One thing that seems to be missing from the debate is the obvious point that schools are open and have been all along. I have not heard a single word of protest about what seems to have been accepted as a good thing for the children of Keyworkers and vulnerable children to be allowed to attend schools.

All those who now claim to be deeply concerned about more children attending school, often with dire predictions of the subsequent catastrophe that will ensue, have been silent so far on the accepted principle that at least some children should be going to school. The question now should be, how many more could be going to school safely? The question of “safety” is a difficult one because we have never been here before and the scientific and epidemiological evidence is weak and disputed.

What is not weak and disputed is the evidence that the continuing absence from a school, as a place visited every day and the continuing absence from education as a creator of opportunity, is deeply damaging – especially to those from disadvantaged families. The consequences of the loss of education to children from the poorest backgrounds is well known. It has been found that summer holidays alone account for up to two thirds of the attainment gap between rich and poor children at the age of 14.

Think then about what an impact the current absence from school is having on the estimated 2 million children in the country living in a household where there is domestic abuse, parental substance misuse or parental mental health issues. A far more important debate than whether or not certain age groups should return to school could be taking place on how schools, and indeed other empty public buildings such as youth centres and libraries could be planning in June, throughout the summer and beyond if need be, to support disadvantaged children until normal schooling recommences.

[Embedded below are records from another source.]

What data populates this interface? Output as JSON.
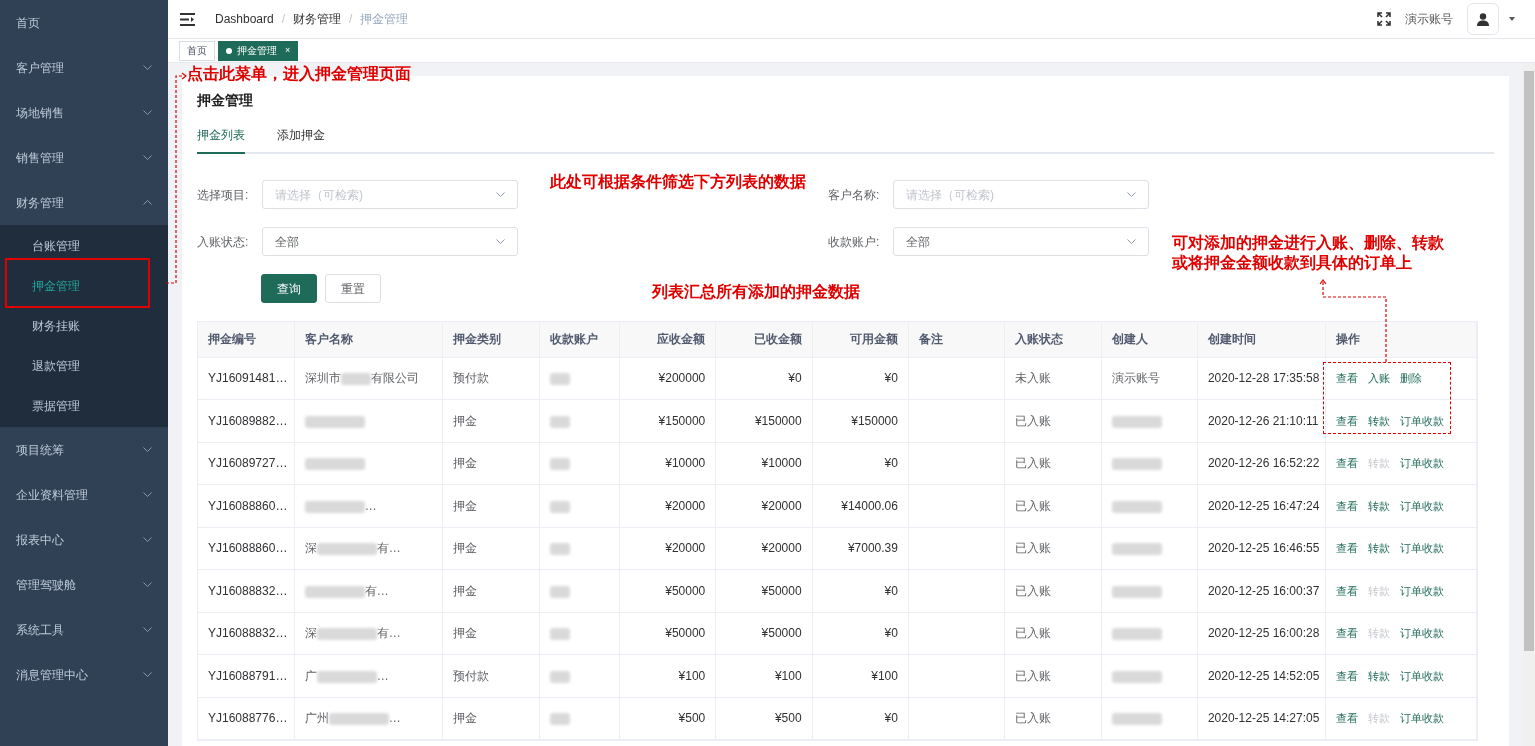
{
  "sidebar": {
    "items": [
      {
        "label": "首页",
        "selected": false
      },
      {
        "label": "客户管理",
        "expanded": false,
        "selected": false
      },
      {
        "label": "场地销售",
        "expanded": false,
        "selected": false
      },
      {
        "label": "销售管理",
        "expanded": false,
        "selected": false
      },
      {
        "label": "财务管理",
        "expanded": true,
        "selected": false,
        "children": [
          {
            "label": "台账管理",
            "selected": false
          },
          {
            "label": "押金管理",
            "selected": true
          },
          {
            "label": "财务挂账",
            "selected": false
          },
          {
            "label": "退款管理",
            "selected": false
          },
          {
            "label": "票据管理",
            "selected": false
          }
        ]
      },
      {
        "label": "项目统筹",
        "expanded": false,
        "selected": false
      },
      {
        "label": "企业资料管理",
        "expanded": false,
        "selected": false
      },
      {
        "label": "报表中心",
        "expanded": false,
        "selected": false
      },
      {
        "label": "管理驾驶舱",
        "expanded": false,
        "selected": false
      },
      {
        "label": "系统工具",
        "expanded": false,
        "selected": false
      },
      {
        "label": "消息管理中心",
        "expanded": false,
        "selected": false
      }
    ]
  },
  "breadcrumb": [
    {
      "kind": "link",
      "label": "Dashboard"
    },
    {
      "kind": "separator",
      "label": "/"
    },
    {
      "kind": "link",
      "label": "财务管理"
    },
    {
      "kind": "separator",
      "label": "/"
    },
    {
      "kind": "current",
      "label": "押金管理"
    }
  ],
  "user": {
    "name": "演示账号"
  },
  "page_tabs": [
    {
      "label": "首页",
      "selected": false
    },
    {
      "label": "押金管理",
      "selected": true,
      "closable": "×"
    }
  ],
  "card": {
    "title": "押金管理",
    "tabs": [
      {
        "label": "押金列表",
        "selected": true
      },
      {
        "label": "添加押金",
        "selected": false
      }
    ],
    "filters": [
      {
        "label": "选择项目:",
        "placeholder": "请选择（可检索)"
      },
      {
        "label": "客户名称:",
        "placeholder": "请选择（可检索)"
      },
      {
        "label": "入账状态:",
        "value": "全部"
      },
      {
        "label": "收款账户:",
        "value": "全部"
      }
    ],
    "buttons": [
      {
        "label": "查询",
        "kind": "primary"
      },
      {
        "label": "重置",
        "kind": "default"
      }
    ]
  },
  "table": {
    "columns": [
      "押金编号",
      "客户名称",
      "押金类别",
      "收款账户",
      "应收金额",
      "已收金额",
      "可用金额",
      "备注",
      "入账状态",
      "创建人",
      "创建时间",
      "操作"
    ],
    "rows": [
      {
        "id": "YJ16091481…",
        "customer": {
          "prefix": "深圳市",
          "suffix": "有限公司"
        },
        "category": "预付款",
        "receivable": "¥200000",
        "received": "¥0",
        "available": "¥0",
        "status": "未入账",
        "creator": "演示账号",
        "created": "2020-12-28 17:35:58",
        "actions": [
          {
            "label": "查看",
            "disabled": false
          },
          {
            "label": "入账",
            "disabled": false
          },
          {
            "label": "删除",
            "disabled": false
          }
        ]
      },
      {
        "id": "YJ16089882…",
        "customer": {},
        "category": "押金",
        "receivable": "¥150000",
        "received": "¥150000",
        "available": "¥150000",
        "status": "已入账",
        "created": "2020-12-26 21:10:11",
        "actions": [
          {
            "label": "查看",
            "disabled": false
          },
          {
            "label": "转款",
            "disabled": false
          },
          {
            "label": "订单收款",
            "disabled": false
          }
        ]
      },
      {
        "id": "YJ16089727…",
        "customer": {},
        "category": "押金",
        "receivable": "¥10000",
        "received": "¥10000",
        "available": "¥0",
        "status": "已入账",
        "created": "2020-12-26 16:52:22",
        "actions": [
          {
            "label": "查看",
            "disabled": false
          },
          {
            "label": "转款",
            "disabled": true
          },
          {
            "label": "订单收款",
            "disabled": false
          }
        ]
      },
      {
        "id": "YJ16088860…",
        "customer": {
          "suffix": "…"
        },
        "category": "押金",
        "receivable": "¥20000",
        "received": "¥20000",
        "available": "¥14000.06",
        "status": "已入账",
        "created": "2020-12-25 16:47:24",
        "actions": [
          {
            "label": "查看",
            "disabled": false
          },
          {
            "label": "转款",
            "disabled": false
          },
          {
            "label": "订单收款",
            "disabled": false
          }
        ]
      },
      {
        "id": "YJ16088860…",
        "customer": {
          "prefix": "深",
          "suffix": "有…"
        },
        "category": "押金",
        "receivable": "¥20000",
        "received": "¥20000",
        "available": "¥7000.39",
        "status": "已入账",
        "created": "2020-12-25 16:46:55",
        "actions": [
          {
            "label": "查看",
            "disabled": false
          },
          {
            "label": "转款",
            "disabled": false
          },
          {
            "label": "订单收款",
            "disabled": false
          }
        ]
      },
      {
        "id": "YJ16088832…",
        "customer": {
          "suffix": "有…"
        },
        "category": "押金",
        "receivable": "¥50000",
        "received": "¥50000",
        "available": "¥0",
        "status": "已入账",
        "created": "2020-12-25 16:00:37",
        "actions": [
          {
            "label": "查看",
            "disabled": false
          },
          {
            "label": "转款",
            "disabled": true
          },
          {
            "label": "订单收款",
            "disabled": false
          }
        ]
      },
      {
        "id": "YJ16088832…",
        "customer": {
          "prefix": "深",
          "suffix": "有…"
        },
        "category": "押金",
        "receivable": "¥50000",
        "received": "¥50000",
        "available": "¥0",
        "status": "已入账",
        "created": "2020-12-25 16:00:28",
        "actions": [
          {
            "label": "查看",
            "disabled": false
          },
          {
            "label": "转款",
            "disabled": true
          },
          {
            "label": "订单收款",
            "disabled": false
          }
        ]
      },
      {
        "id": "YJ16088791…",
        "customer": {
          "prefix": "广",
          "suffix": "…"
        },
        "category": "预付款",
        "receivable": "¥100",
        "received": "¥100",
        "available": "¥100",
        "status": "已入账",
        "created": "2020-12-25 14:52:05",
        "actions": [
          {
            "label": "查看",
            "disabled": false
          },
          {
            "label": "转款",
            "disabled": false
          },
          {
            "label": "订单收款",
            "disabled": false
          }
        ]
      },
      {
        "id": "YJ16088776…",
        "customer": {
          "prefix": "广州",
          "suffix": "…"
        },
        "category": "押金",
        "receivable": "¥500",
        "received": "¥500",
        "available": "¥0",
        "status": "已入账",
        "created": "2020-12-25 14:27:05",
        "actions": [
          {
            "label": "查看",
            "disabled": false
          },
          {
            "label": "转款",
            "disabled": true
          },
          {
            "label": "订单收款",
            "disabled": false
          }
        ]
      }
    ]
  },
  "annotations": [
    {
      "kind": "menu",
      "text": "点击此菜单，进入押金管理页面"
    },
    {
      "kind": "filter",
      "text": "此处可根据条件筛选下方列表的数据"
    },
    {
      "kind": "list",
      "text": "列表汇总所有添加的押金数据"
    },
    {
      "kind": "actions",
      "text": "可对添加的押金进行入账、删除、转款"
    },
    {
      "kind": "actions2",
      "text": "或将押金金额收款到具体的订单上"
    }
  ]
}
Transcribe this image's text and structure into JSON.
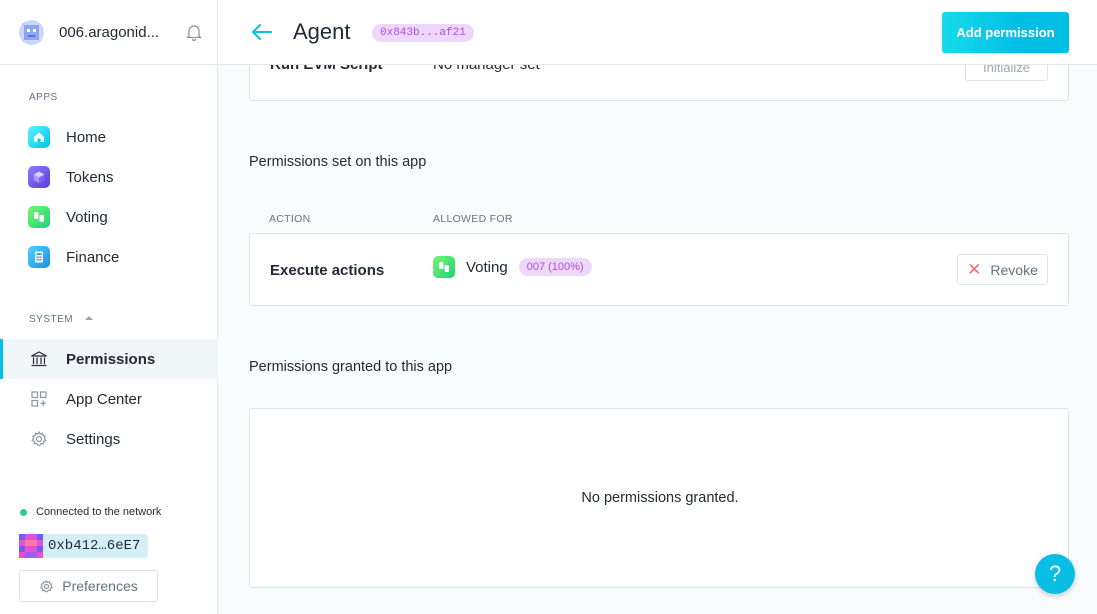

The question that needs to be addressed is how many more children, especially the most deprived and vulnerable, can go back to school – as soon as possible – in a safe way. The opening of all Primary Schools on June 1st is possible, but each school would need to risk assess the number of pupils that can be safely accommodated. Evidence from the experiences of other countries is available and should be looked at. Children from deprived backgrounds, vulnerable children and those with EHCPs should be given priority.

Waiting for the perfect time to “re-open” schools will mean a long wait and some children do not have that time because they have already suffered from school closures and will continue to do so as long as they are missing school. It is not about re-opening schools – many are already open – but about the safe phased return to normal, planning for that should begin today and be available for scrutiny so we can all be assured about the safety of children and staff.”